All of the Razer Key Light Chroma’s current weaknesses are software related but easily improved. Right now it’s a great option for creators looking to set up their look and stick with it but for those looking to be more dynamic it may be worth holding tight and tracking progress on the software side. Overall though, the Razer Key Light Chroma is a powerful, high-quality option.
Read more: Razer Key Light Chroma review
Holding the crown of 'Razer products with the least exciting name', the Razer Audio Mixer is the gaming brand’s answer to the popular GoXLR Mini. In fact, bar two missing corners and a different logo at the top, we found they’re practically the same.
The Razer Audio Mixer is a USB audio interface offering an XLR input with phantom power, four audio faders, and a handful of semi-customizable rubber buttons. It’s a smart-looking unit and build quality is solid across the board. The faders are smooth with a pleasant amount of resistance, though they aren’t motorized so won’t react to level changes in the software and won’t dive to the bottom when you hit the mute button as you see with the GoXLR Mini. The rubber buttons are tactile and silent, though we found there to be a bit of a wobble to the two larger beep and mic mute buttons.
As an audio interface, our testing revealed that it performs well with XLR input making it a useful option for a range of microphones, Razer or otherwise. All of the four faders are easy to configure to different channels in Razer’s Synapse software but all of your audio routing for specific apps still happens using Windows native functionality.
It wouldn’t be a Razer product without customizable RGB lighting and there’s a range of options on offer with the Audio Mixer. Synapse provides control of everything from the Razer logo at the top to animating the fader lights. It all works neatly within the ecosystem so those with a Razer-heavy setup already will appreciate the harmony.
At $250 / £250, it’s a pricey option and almost double the price of the GoXLR Mini, but for those already aligned with the Razer world, it’s a quality, helpful addition to your stream setup.
Read more: Razer Audio Mixer review
Officially the smallest microphone in Razer’s lineup (and possibly any streamer microphone lineup) the Seiren BT is Razer’s first attempt at taking audio away from your desk. A tiny Bluetooth mic designed to give mobile streamers a quality, flexible audio option.
A sleek black pill, the Razer Seiren BT was built with portability in mind. The design features an in-built clip to attach directly to your collar, a handy feature that perfectly suits Razer’s IRL streamer goals. Six hours of runtime from the rechargeable battery offers plenty of juice and a pair of detachable windsocks for different conditions is a nice touch.
We found the setup via Bluetooth to be simple, connecting directly to our phone or the Razer easily - the latter unlocks some additional features. The Razer Seiren BT offers 3 levels of AI noise canceling which we found to do a good job of blocking unwanted background noise; perfect for putting you center stage when out and about. An omnidirectional pickup pattern means once it’s on, you can just about forget about which way it’s pointing and a 3.5mm headphone jack lets you monitor your audio on the fly.

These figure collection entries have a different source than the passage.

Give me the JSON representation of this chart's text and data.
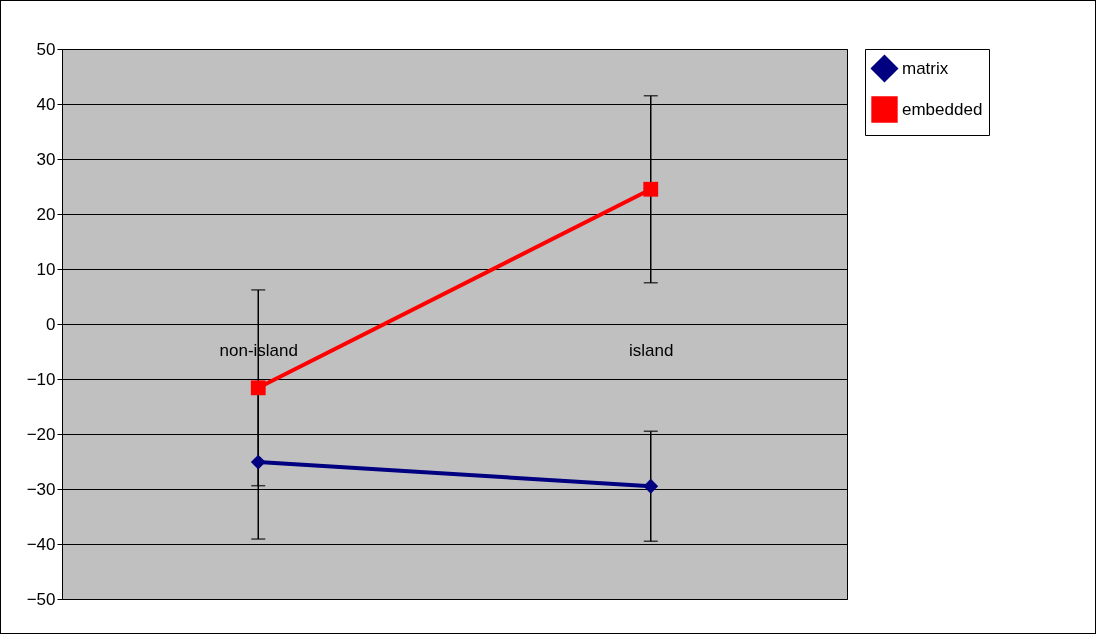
{
  "chart_data": {
    "type": "line",
    "categories": [
      "non-island",
      "island"
    ],
    "series": [
      {
        "name": "matrix",
        "color": "#000080",
        "marker": "diamond",
        "values": [
          -25.1,
          -29.5
        ],
        "errors": [
          14,
          10
        ]
      },
      {
        "name": "embedded",
        "color": "#ff0000",
        "marker": "square",
        "values": [
          -11.6,
          24.5
        ],
        "errors": [
          17.8,
          17
        ]
      }
    ],
    "ylim": [
      -50,
      50
    ],
    "yticks": [
      -50,
      -40,
      -30,
      -20,
      -10,
      0,
      10,
      20,
      30,
      40,
      50
    ],
    "grid": "y",
    "legend": "right"
  }
}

For all the Razer Seiren BT does well, there is a trade-off: sound quality. Given the tiny form factor and $99 / £99 price point of the Seiren BT, this shouldn’t come as a major surprise. It’s important to taper expectations when it comes to performance here, as this microphone just wasn't able to deliver studio-quality vocals to us in testing no matter how hard the AI tries. Instead, it falls somewhere in line with most headset mics or Apple Airpods when it comes to audio quality. If wireless freedom is your primary need, however, the Razer Serien BT is definitely one to consider.